President Vladimir Putin congratulated the expedition by telephone on "the outstanding scientific project," local agencies reported.

Boris Gryzlov, who heads the State Duma lower chamber of parliament and the pro-Kremlin United Russia party, hailed the expedition as "a new stage of developing Russia's polar riches".

"This is fully in line with Russia's strategic interests," local media quoted him as saying. "I am proud our country remains the leader in conquering the Arctic."

Earlier today Canada mocked Russia's ambitions and said the expedition was nothing more than a show.

"This isn't the 15th century.

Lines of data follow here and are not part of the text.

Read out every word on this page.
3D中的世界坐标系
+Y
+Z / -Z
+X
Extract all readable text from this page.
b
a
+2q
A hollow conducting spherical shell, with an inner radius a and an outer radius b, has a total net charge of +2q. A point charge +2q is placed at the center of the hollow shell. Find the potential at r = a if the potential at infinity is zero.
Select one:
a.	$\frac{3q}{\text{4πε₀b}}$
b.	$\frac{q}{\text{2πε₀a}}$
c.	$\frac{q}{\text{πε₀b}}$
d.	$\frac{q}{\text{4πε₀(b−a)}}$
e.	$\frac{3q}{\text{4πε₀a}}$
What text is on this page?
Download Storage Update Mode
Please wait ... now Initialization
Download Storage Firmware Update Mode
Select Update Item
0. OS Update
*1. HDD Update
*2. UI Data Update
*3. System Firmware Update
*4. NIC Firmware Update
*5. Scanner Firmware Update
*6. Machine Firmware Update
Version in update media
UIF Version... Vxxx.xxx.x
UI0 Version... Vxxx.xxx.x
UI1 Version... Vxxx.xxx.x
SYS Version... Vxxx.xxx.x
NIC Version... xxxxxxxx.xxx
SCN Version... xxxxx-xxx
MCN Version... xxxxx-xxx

You can't go around the world and just plant flags and say 'We're claiming this territory'," Canadian Foreign Minister Peter MacKay told CTV television.

Under international law, the five states with territory inside the Arctic Circle -- Canada, Norway, Russia, the United States and Denmark via its control of Greenland -- have a 320 km (200 mile) economic zone around the north of their coastline.

Russia is claiming a larger slice extending as far as the pole because, Moscow says, the Arctic seabed and Siberia are linked by one continental shelf.

"Then Russia can give foundation to its claim to more than a million square kilometres of the oceanic shelf," said a newsreader for Russia's state news channel Vesti-24, which made the expedition its top news story.